There is talk of oilseed and even barley in the field north of Lincoln with very little wheat cut.
Early milling wheat samples have not only demonstrated exceptional quality returns but also yield, typically an average of 8.5t/ha is the norm, however, crops are throwing up yields averaging 10.5t/ha. Many growers are monitoring progress of new varieties such as Skyfall where yields are more than pleasing although protein levels are proving variable.
Early harvesting varieties such as Grafton have produced specific weights higher than have ever been seen before confirming the high yield factor being demonstrated throughout the region.
For those growing milling, wheat premiums have dropped as buyers have a larger pool of quality wheat to draw from.

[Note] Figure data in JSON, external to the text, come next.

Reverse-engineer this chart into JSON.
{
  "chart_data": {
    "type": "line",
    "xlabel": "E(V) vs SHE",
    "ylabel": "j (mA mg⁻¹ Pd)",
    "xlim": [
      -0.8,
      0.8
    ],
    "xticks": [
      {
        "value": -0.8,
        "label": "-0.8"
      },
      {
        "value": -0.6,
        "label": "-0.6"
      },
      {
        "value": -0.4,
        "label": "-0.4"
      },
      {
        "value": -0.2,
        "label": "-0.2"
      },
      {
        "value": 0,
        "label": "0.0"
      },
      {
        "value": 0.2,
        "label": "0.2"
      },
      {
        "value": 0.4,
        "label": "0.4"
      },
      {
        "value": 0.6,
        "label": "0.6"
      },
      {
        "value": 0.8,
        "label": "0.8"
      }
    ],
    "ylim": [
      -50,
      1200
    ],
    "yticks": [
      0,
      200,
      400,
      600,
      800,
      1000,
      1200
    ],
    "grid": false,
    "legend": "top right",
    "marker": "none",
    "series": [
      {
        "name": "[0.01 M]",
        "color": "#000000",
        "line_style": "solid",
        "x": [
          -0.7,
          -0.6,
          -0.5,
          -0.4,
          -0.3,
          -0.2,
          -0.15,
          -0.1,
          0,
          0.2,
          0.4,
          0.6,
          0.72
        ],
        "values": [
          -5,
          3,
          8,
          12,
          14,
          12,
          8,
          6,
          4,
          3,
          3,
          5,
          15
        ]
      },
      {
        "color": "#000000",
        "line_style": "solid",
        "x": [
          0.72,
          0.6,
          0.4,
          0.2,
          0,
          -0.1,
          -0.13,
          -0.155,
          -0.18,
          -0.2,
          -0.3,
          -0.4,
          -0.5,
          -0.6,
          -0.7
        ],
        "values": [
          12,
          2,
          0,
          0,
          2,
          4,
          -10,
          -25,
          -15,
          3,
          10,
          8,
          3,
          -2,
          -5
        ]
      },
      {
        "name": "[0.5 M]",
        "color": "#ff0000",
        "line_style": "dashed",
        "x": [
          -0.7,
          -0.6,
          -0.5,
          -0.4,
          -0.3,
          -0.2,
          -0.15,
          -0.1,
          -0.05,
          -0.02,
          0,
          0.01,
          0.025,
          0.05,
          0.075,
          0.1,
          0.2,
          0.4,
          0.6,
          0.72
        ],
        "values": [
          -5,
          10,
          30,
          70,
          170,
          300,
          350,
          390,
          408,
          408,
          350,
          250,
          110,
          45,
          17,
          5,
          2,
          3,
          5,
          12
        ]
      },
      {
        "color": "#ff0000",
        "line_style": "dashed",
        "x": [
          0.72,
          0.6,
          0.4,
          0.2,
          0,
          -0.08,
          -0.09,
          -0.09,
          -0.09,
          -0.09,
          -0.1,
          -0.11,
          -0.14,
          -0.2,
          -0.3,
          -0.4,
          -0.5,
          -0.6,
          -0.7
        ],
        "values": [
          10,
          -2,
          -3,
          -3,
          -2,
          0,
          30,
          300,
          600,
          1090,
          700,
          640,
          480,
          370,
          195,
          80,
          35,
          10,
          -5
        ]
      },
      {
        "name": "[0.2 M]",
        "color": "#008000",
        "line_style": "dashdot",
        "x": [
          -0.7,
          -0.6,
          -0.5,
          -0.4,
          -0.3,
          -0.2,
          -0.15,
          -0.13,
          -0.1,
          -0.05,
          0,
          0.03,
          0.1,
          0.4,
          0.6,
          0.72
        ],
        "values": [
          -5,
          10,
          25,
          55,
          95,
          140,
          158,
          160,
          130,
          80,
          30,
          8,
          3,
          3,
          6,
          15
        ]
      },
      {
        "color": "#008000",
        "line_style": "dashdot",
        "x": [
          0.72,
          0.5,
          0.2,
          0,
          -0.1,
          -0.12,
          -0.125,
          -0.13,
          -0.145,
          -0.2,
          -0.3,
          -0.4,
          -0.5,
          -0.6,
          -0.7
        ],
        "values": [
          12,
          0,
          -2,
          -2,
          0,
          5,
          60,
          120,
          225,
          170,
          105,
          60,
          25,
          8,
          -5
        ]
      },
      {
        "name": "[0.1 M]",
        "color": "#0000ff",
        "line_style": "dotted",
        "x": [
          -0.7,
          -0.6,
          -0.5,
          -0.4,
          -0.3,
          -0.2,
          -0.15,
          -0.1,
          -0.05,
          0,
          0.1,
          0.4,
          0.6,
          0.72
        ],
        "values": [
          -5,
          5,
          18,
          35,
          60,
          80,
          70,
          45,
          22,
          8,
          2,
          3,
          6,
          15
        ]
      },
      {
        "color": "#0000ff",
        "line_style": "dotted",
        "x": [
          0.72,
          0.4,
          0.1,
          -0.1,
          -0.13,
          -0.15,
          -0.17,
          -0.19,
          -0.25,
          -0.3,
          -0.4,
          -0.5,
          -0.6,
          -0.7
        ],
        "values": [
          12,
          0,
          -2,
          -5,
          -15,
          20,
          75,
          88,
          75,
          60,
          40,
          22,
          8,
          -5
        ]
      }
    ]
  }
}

UK grain values are unlikely to see any recovery in the short term, carryover from last year’s harvest along with bumper returns combining to keep a lid on the market.
In conjunction and despite record drought and flood conditions experienced in other major producing regions of the world, global wheat production is also forecast higher than last year, leaving the UK with a difficult task ahead when competing for export especially when sterling remains strong.
Other influences such as increased French yields, production in the Black Sea region up by circa 5mmt and a weaker ruble will also stem EU ability to compete for export.
Despite the negativity, a degree of support may yet influence UK market direction as EU maize production numbers are constantly readjusting as crop impact is assessed as a result of the hot, dry conditions experience in France and Eastern Europe.